Suku Dunia ~ Lintang adalah satu kelompok sosial yang berdiam di sekitar Sungai Lintang, yaitu Sungai Lintang Kiri dan Sungai Lintang Kanan, di Kabupaten Lahat, Sumatera Selatan. Nama daerah Lintang diberikan karena Sungai Lintang terletak melintang di alur Sungai Musi.

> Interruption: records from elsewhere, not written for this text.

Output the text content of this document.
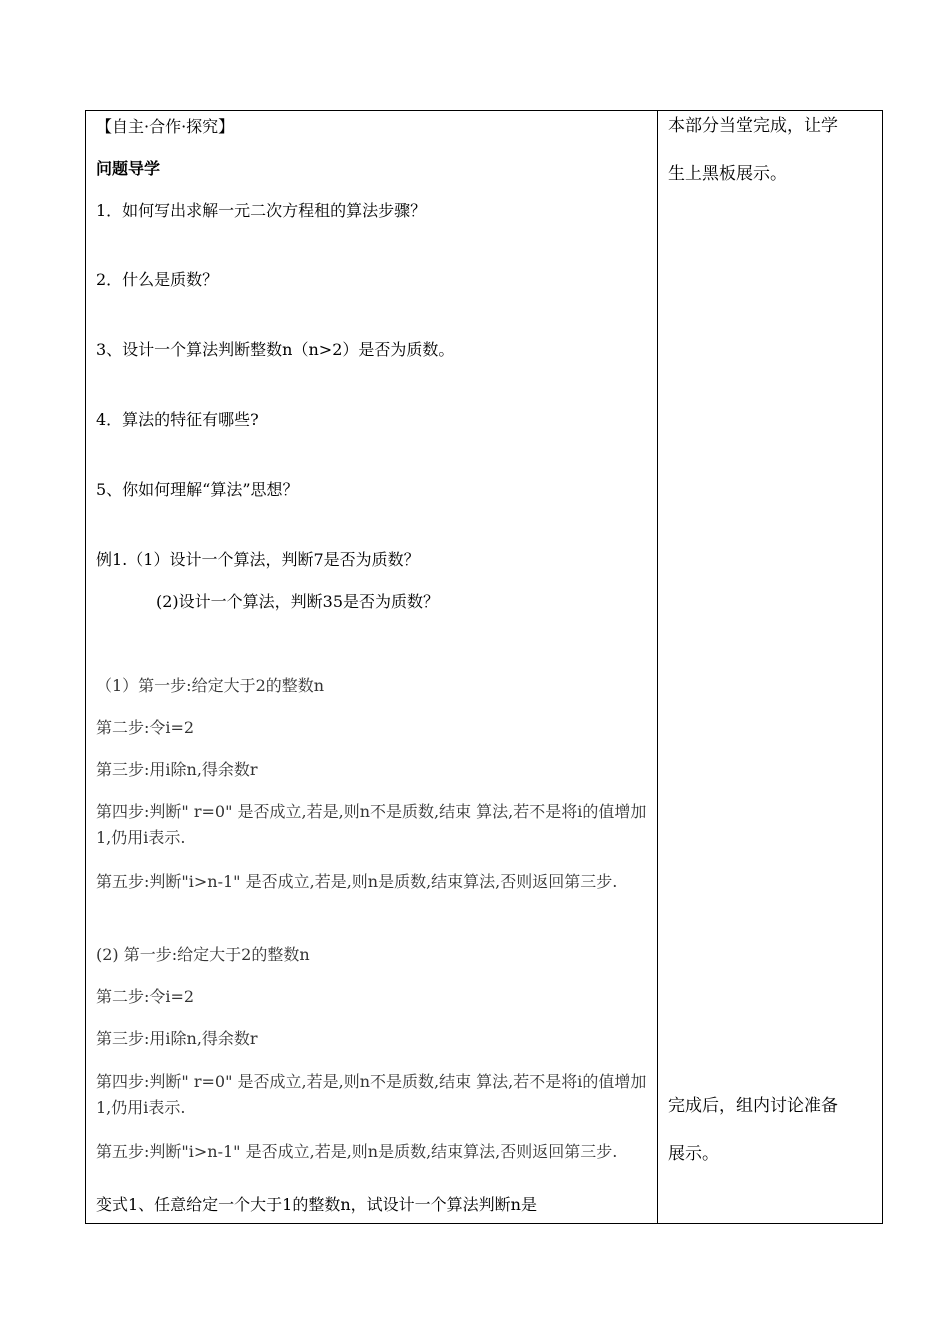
【自主·合作·探究】
问题导学
1．如何写出求解一元二次方程租的算法步骤？
2．什么是质数？
3、设计一个算法判断整数n（n>2）是否为质数。
4．算法的特征有哪些?
5、你如何理解“算法”思想？
例1.（1）设计一个算法，判断7是否为质数？
(2)设计一个算法，判断35是否为质数？
（1）第一步:给定大于2的整数n
第二步:令i=2
第三步:用i除n,得余数r
第四步:判断" r=0" 是否成立,若是,则n不是质数,结束 算法,若不是将i的值增加1,仍用i表示.
第五步:判断"i>n-1" 是否成立,若是,则n是质数,结束算法,否则返回第三步.
(2) 第一步:给定大于2的整数n
第二步:令i=2
第三步:用i除n,得余数r
第四步:判断" r=0" 是否成立,若是,则n不是质数,结束 算法,若不是将i的值增加1,仍用i表示.
第五步:判断"i>n-1" 是否成立,若是,则n是质数,结束算法,否则返回第三步.
变式1、任意给定一个大于1的整数n，试设计一个算法判断n是
本部分当堂完成，让学
生上黑板展示。
完成后，组内讨论准备
展示。
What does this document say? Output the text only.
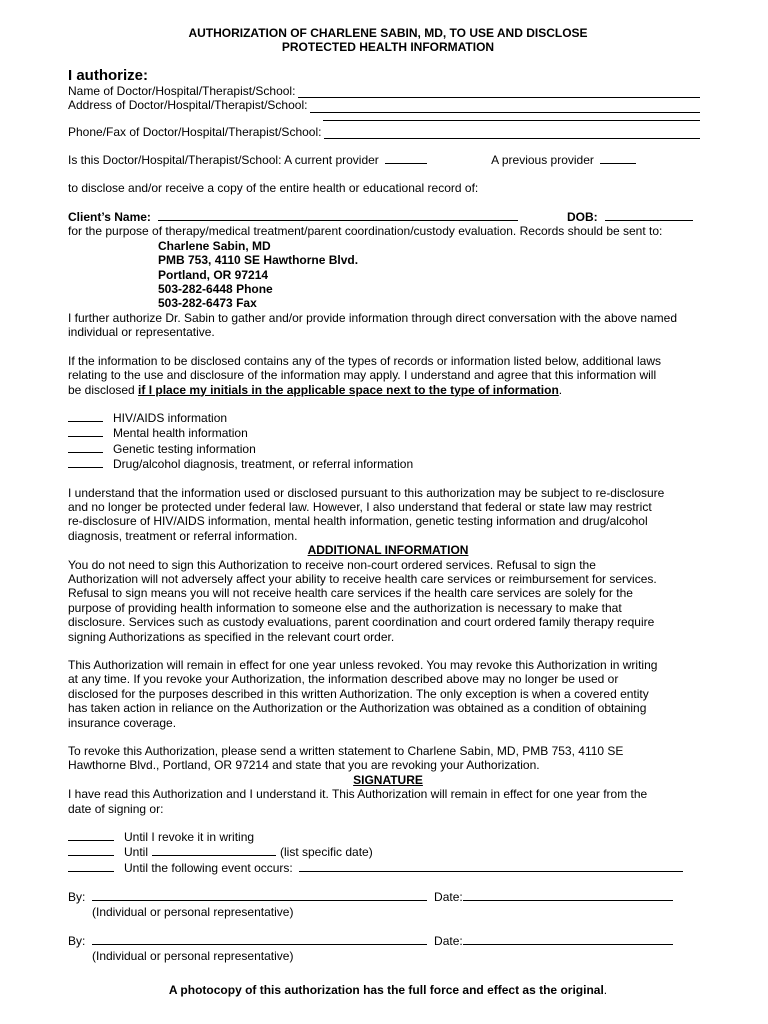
AUTHORIZATION OF CHARLENE SABIN, MD, TO USE AND DISCLOSE
PROTECTED HEALTH INFORMATION
I authorize:
Name of Doctor/Hospital/Therapist/School:
Address of Doctor/Hospital/Therapist/School:
Phone/Fax of Doctor/Hospital/Therapist/School:
Is this Doctor/Hospital/Therapist/School: A current provider	A previous provider
to disclose and/or receive a copy of the entire health or educational record of:
Client’s Name:	DOB:
for the purpose of therapy/medical treatment/parent coordination/custody evaluation. Records should be sent to:
Charlene Sabin, MD
PMB 753, 4110 SE Hawthorne Blvd.
Portland, OR 97214
503-282-6448 Phone
503-282-6473 Fax
I further authorize Dr. Sabin to gather and/or provide information through direct conversation with the above named
individual or representative.
If the information to be disclosed contains any of the types of records or information listed below, additional laws
relating to the use and disclosure of the information may apply. I understand and agree that this information will
be disclosed if I place my initials in the applicable space next to the type of information.
HIV/AIDS information
Mental health information
Genetic testing information
Drug/alcohol diagnosis, treatment, or referral information
I understand that the information used or disclosed pursuant to this authorization may be subject to re-disclosure
and no longer be protected under federal law. However, I also understand that federal or state law may restrict
re-disclosure of HIV/AIDS information, mental health information, genetic testing information and drug/alcohol
diagnosis, treatment or referral information.
ADDITIONAL INFORMATION
You do not need to sign this Authorization to receive non-court ordered services. Refusal to sign the
Authorization will not adversely affect your ability to receive health care services or reimbursement for services.
Refusal to sign means you will not receive health care services if the health care services are solely for the
purpose of providing health information to someone else and the authorization is necessary to make that
disclosure. Services such as custody evaluations, parent coordination and court ordered family therapy require
signing Authorizations as specified in the relevant court order.
This Authorization will remain in effect for one year unless revoked. You may revoke this Authorization in writing
at any time. If you revoke your Authorization, the information described above may no longer be used or
disclosed for the purposes described in this written Authorization. The only exception is when a covered entity
has taken action in reliance on the Authorization or the Authorization was obtained as a condition of obtaining
insurance coverage.
To revoke this Authorization, please send a written statement to Charlene Sabin, MD, PMB 753, 4110 SE
Hawthorne Blvd., Portland, OR 97214 and state that you are revoking your Authorization.
SIGNATURE
I have read this Authorization and I understand it. This Authorization will remain in effect for one year from the
date of signing or:
Until I revoke it in writing
Until	(list specific date)
Until the following event occurs:
By:	Date:
(Individual or personal representative)
By:	Date:
(Individual or personal representative)
A photocopy of this authorization has the full force and effect as the original.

Penduduk setempat menyebut diri mereka jemo Lintang, yang artinya "orang Lintang". Menurut cerita rakyat, nenek moyang orang Lintang yang pertama kali membangun dusun di daerah tersebut berasa dari luar dan masuk ke daerah tersebut melalui Sungai Musi.
Daerah kediaman mereka disebut wilayah Lintang Empat Lawang, yang meliputi empat kecamatan, yaitu Kecamatan Ulu Musi dengan ibu kotanya Padang Tepong, Kecamatan Pendopo dengan ibu kotanya Pendopo, Kecamatan Muara Inang dengan ibu kotanya Muara Pinang, dan Kecamatan Tebing Tinggi dengan ibu kotanya Tebing Tinggi. Nama Lintang Empat Lawang muncul dengan adanya keyakinan masyarakat bahwa mereka diturunkan oleh nenek moyang yang berasal dari empat lawangan (pahlawan) dari dusun yang berbeda-beda, yaitu (1) lawangan dari dusun Batu Pance; (2) lawangan dari dusun Tanjung Raya; (3) lawangan dari dusun Muara Tandi yang sekarang disebut Muara Danau; (4) lawangan dari dusun Lubuk Puding.
Orang Lintang menggunakan bahasa Lintang (baso Lintang), yang terdiri atas dua dialek, yaitu dialek o dan dialek e. Dialek o digunakan di Kecamatan Ulu Musi, Pendopo, dan Muara Pinang. Dialek e digunakan di Kecamatan Tebing Tinggi, dan beberapa dusun di Kecamatan Ulu Musi. Berdasarkan penelitian yang dilakukan oleh Tim Proyek Penelitian Bahasa dan Sastra Indonesia dan Daerah Sumatra Selatan pada tahun 1986, jumlah penutur bahasa Lintang di wilayah ini diperkirakan sekitar 181.206 jiwa. Secara khusus, jumlah penutur bahasa Lintang dialek o diperkirakan berjumlah 125.785 jiwa. Di daerah ini orang Lintang hidup berbaur dengan masyarakat suku bangsa lain, misalnya dengan suku bangsa Jawa di daerah Pasemah Air Keruh di Kecamatan Ulu Musi, suku bangsa Minangkabau di Kecamatan Pendopo, atau suku bangsa Melayu Palembang di Kecamatan Muaro Pinang.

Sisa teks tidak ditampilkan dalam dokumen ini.